News, Opinion, & Multimedia for Tamalpais High School

The Tam News

“Seven Psychopaths” is a Great Combination of “Adaptation” and “In Bruges”

Seven Psychopaths is a Great Combination of Adaptation and In Bruges
Colin Farrell, Sam Rockwell and Christopher Walken in “Seven Psychopaths”

From the very first scene of “Seven Psychopaths,” the new film by Martin McDonagh (“In Bruges”), you can sense some of the films that inspired it. It opens with a scene very reminiscent of early Scorsase films, like “Goodfellas,” where two mafia henchmen discuss shooting people in the eyeballs as they wait for their target. A masked man approaches from behind and guns them both down, and drops two jack of diamonds playing cards at their feet and running off. Text comes up on the screen; “Psychopaths No. 1”

Marty (Colin Farrell, whose character shares the name of the actual writer and director) is a struggling alcoholic screenwriter living in Los Angeles, who is writing a screenplay coincidentally titled “Seven Psychopaths.” His friend Billy (Sam Rockwell), who has a dog-kidnapping business with Hans (Christopher Walken), tries to help Marty write the screenplay, suggesting ideas for psychopaths and even placing an ad in the paper for any psychopaths to bring by their stories. Meanwhile Billy has kidnapped the dog of local psychpath Charlie (Woody Harrelson), whose men were killed by psychopath No. 1 and whose girlfriend Billy has been having sex with. This is only the start of the many twists, turns, and methods that the movie uses to connect everyone to each other, and is just one of the ways that make the movie so smart and fun.

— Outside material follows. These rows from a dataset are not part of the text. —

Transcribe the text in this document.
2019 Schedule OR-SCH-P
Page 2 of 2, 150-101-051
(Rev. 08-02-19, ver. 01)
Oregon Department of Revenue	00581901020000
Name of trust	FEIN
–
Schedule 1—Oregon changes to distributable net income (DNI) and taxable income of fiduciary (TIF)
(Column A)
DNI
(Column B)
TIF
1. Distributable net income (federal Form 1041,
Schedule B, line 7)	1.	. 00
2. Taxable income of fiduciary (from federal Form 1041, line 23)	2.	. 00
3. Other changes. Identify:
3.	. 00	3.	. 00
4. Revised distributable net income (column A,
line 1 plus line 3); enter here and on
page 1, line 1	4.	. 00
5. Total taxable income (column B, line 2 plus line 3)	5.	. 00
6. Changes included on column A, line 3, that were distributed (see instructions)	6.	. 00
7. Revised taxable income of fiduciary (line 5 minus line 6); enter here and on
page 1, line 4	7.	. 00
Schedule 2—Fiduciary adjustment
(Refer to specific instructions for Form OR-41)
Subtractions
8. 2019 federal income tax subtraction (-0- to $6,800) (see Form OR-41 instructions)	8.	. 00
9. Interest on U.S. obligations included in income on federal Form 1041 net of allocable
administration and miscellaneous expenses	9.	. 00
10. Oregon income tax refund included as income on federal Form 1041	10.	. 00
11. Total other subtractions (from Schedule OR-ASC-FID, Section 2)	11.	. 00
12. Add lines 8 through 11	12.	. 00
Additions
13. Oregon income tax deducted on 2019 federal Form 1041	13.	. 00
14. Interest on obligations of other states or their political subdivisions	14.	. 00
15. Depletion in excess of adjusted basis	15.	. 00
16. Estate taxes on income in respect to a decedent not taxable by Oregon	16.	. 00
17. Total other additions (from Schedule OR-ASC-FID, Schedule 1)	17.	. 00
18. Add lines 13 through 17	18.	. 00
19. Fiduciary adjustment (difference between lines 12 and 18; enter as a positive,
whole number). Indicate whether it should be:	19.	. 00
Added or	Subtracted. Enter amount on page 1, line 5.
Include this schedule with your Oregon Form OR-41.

Over the course of the movie Marty collects his psychopaths, developing the screenplay (similar to the way “Adaptation” is about a man writing the screenplay of the movie we’re watching) while Charlie tries to hunt down the men that stole his pet Shih Tzu. Along the way we get glimpses into what Marty is writing with some fun, over-the-top gory sequences. This is not a movie for the squeamish: you’ll see men slice their own throats or be cut open with hacksaws. It’s a movie about violence and the never-ending circle that revenge takes people on.

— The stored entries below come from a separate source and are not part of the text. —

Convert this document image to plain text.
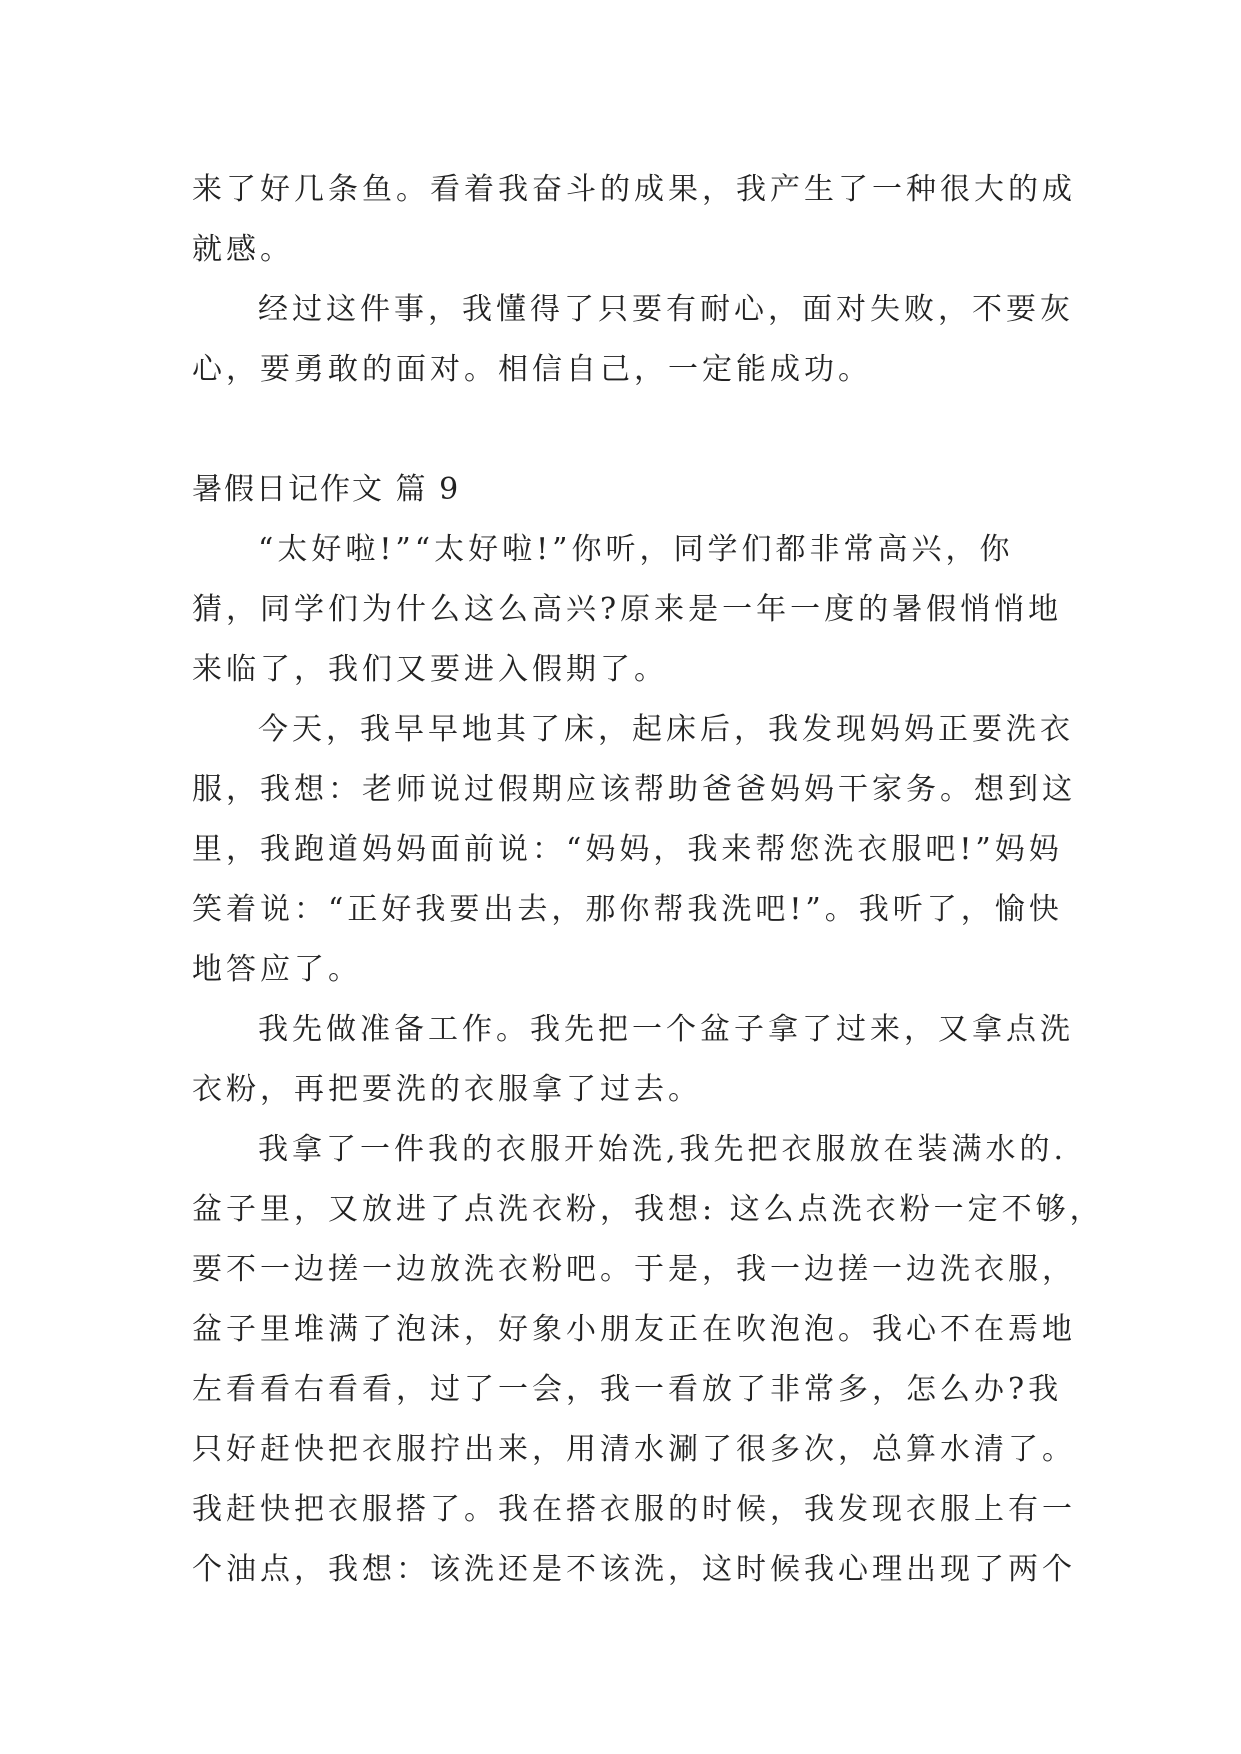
来了好几条鱼。看着我奋斗的成果，我产生了一种很大的成
就感。
经过这件事，我懂得了只要有耐心，面对失败，不要灰
心，要勇敢的面对。相信自己，一定能成功。
暑假日记作文 篇 9
“太好啦!”“太好啦!”你听，同学们都非常高兴，你
猜，同学们为什么这么高兴?原来是一年一度的暑假悄悄地
来临了，我们又要进入假期了。
今天，我早早地其了床，起床后，我发现妈妈正要洗衣
服，我想：老师说过假期应该帮助爸爸妈妈干家务。想到这
里，我跑道妈妈面前说：“妈妈，我来帮您洗衣服吧!”妈妈
笑着说：“正好我要出去，那你帮我洗吧!”。我听了，愉快
地答应了。
我先做准备工作。我先把一个盆子拿了过来，又拿点洗
衣粉，再把要洗的衣服拿了过去。
我拿了一件我的衣服开始洗,我先把衣服放在装满水的.
盆子里，又放进了点洗衣粉，我想: 这么点洗衣粉一定不够，
要不一边搓一边放洗衣粉吧。于是，我一边搓一边洗衣服，
盆子里堆满了泡沫，好象小朋友正在吹泡泡。我心不在焉地
左看看右看看，过了一会，我一看放了非常多，怎么办?我
只好赶快把衣服拧出来，用清水涮了很多次，总算水清了。
我赶快把衣服搭了。我在搭衣服的时候，我发现衣服上有一
个油点，我想：该洗还是不该洗，这时候我心理出现了两个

The screenplay is hilarious and smart, even better than McDonagh’s debut film “In Bruges” (which also starred Farrell). The entire cast is at the top of their game here. These are the kinds of movies I want to see Farrell do more of, not boring remakes like “Total Recall” and “Fright Night.” Walken is fantastic as usual, and Harrelson is always wonderfully on edge. However the biggest standout by a large margin is Rockwell, who is high energy and crazy for the entire film, helping to propel it along at a great pace.

If the film has any faults, it addresses them to an extent with its screenplay within the screenplay, which is almost too clever. For example, there are two female characters in the film (Abbie Cornish and Olga Kurylenko) who you see on the poster, in trailers, but do absolutely nothing in the actual film. However, in a scene where Hans reads Marty’s screenplay, he points out the exact same thing, acting as a sort of commentary to how this is in most films. However, it still would have been better to expand those characters.

“Seven Psychopaths” isn’t the movie you’re expecting it to be; it’s even better than that, a madcap, reckless, alcohol-fueled ride through the LA landscape, full of insane characters bursting off the screen.